Last night, I worked a New England Lobster Party. Judging from appearances, the lobsters didn’t find the occasion particularly festive. To be fair, I’m not sure I would be able to tell a lobster on a wild jag from a lobster who’s looking forward to a quiet evening at home.
No permanent injuries were sustained, we lost a couple of glasses of wine to flying lobster juice, obvious hallmarks of a good party.
And happily, no lobster posses rode in to the rescue –
One of the chefs on the party had worked with lobsters a lot, and since I (and the other chef) had not, he went through the basics with us. How to tell a female from a male –
Those little pink appendanges in the middle (from what I can glean on the interwebs, these appendages are called a swimmeret on the female and a gonophore on the male), will be either hard or soft. Soft for female, hard for male.
The females have denser meat and roe sacs, if you’re into that kind of thing.
They cook in boiling water for about 8 minutes, until their shells are red and their meat opaque.
While some allege the little bands on their pinchers leach flavor into the water, we were of the opinion that this is probably not so. Furthermore, having untrained students wrestle their prey was maybe not the best way to have them return for another class.
So each guest got a 1b lobster that looked something like this
kept in a big box in the fridge so the cold would render them sluggish, and when the time came, unless they wanted us to do it, they chucked their chosen meal into the boiling water.
Once the cooked lobsters were all lined up on the trays ready to be cracked, I couldn’t help feeling a sort of sadness. “You were alive just a minute ago. I saw you. I shook your claw and introduced myself. You seemed to enjoy that. Marginally. And here you are now, lifeless and still.”
I had a completely different reaction in school when we had to kill crawfish. I was the one who got them out of the cooler, and believe me, the cold didn’t render those kids sluggish in the least. As I was pitching them from their cardboard prison into their final holding cell, a stainless steel bowl, one of those lil’ jerks pinched me. I definitely don’t blame him. I would have done the same. But my first thought, after the predictable, “ow”, was “That’s it, buddy. You’re going to be the first one into the pot.”
I think I would have felt better if those lobsters had been unbanded and had had a fighting chance. I think I would have felt better if they hadn’t all been huddled together in the cold in a carboard box, though I’m sure the waters they swim in are far from warm. I realize I’m anthropomorphizing, but still, it doesn’t help me to know that they’re insects of the sea.
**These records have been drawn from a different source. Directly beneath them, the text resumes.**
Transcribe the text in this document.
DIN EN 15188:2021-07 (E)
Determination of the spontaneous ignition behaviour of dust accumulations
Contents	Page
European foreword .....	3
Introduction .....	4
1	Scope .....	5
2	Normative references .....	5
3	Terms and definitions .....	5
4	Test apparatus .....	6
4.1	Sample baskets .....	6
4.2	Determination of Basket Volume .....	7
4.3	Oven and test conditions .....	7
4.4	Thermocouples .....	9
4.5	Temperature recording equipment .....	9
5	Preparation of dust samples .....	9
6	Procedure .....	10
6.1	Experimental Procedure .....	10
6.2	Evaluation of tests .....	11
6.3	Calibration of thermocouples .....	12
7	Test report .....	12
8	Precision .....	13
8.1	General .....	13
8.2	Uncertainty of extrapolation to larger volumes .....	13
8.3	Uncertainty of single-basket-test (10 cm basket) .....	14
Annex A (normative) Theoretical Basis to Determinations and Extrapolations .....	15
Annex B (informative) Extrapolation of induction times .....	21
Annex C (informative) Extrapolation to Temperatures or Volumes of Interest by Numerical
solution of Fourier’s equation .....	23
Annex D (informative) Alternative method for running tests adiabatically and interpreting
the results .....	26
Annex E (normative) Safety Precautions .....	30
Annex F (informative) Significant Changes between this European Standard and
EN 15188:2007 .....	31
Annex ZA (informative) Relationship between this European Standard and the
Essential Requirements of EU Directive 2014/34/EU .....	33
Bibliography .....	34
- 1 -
I don’t think I could ever be a vegetarian, but I do gain a new respect for life and its wonder and fragility any time I eat a living thing, particularly if I see it live before I eat it.
So I renew my vow to always approach my food with reverence, especially if it was once alive, because it sustains my own life, and the lives of those I love.
I’m jumping on the Meatless Monday bandwagon.
I already eat vegetarian from time to time, but never “consciously”, and so as part of my renewed awareness, I think that would be a positive step.
That’s not the only thing I learned from the Lobster Party. I also remembered that beurre blanc tastes great with seafood, and here’s my lemon-variation of Escoffier’s classic sauce.
Lemon Beurre Blanc
1 shallot, minced
1 lemon, juiced
1/2 cup of white wine
1/4 cup heavy cream (optional – helps stabilize the sauce)
2 sticks of cold butter cut into tablespoons and kept chilled
In a small saucepan on medium heat, combine the shallots, lemon juice and white wine and reduce until almost dry.
For a richer, more stable sauce, add the 1/4 cup heavy cream and reduce by half.
Drop the heat to low and whisk in the butter one piece at a time, adding the next piece when the last piece is almost incorporated, constantly whisking, until all the butter is incorporated or the desired consistency is reached. Finished product should be pourable, but should coat the back of a spoon. Think thin hollandaise.
If it’s getting too thin or separating – take it off the heat and whisk in a couple pieces of cold butter immediately. If it separates entirely, you will most likely have to start again.
If it’s getting too thick – stop adding butter and heat slightly. Can also be thinned with warm water.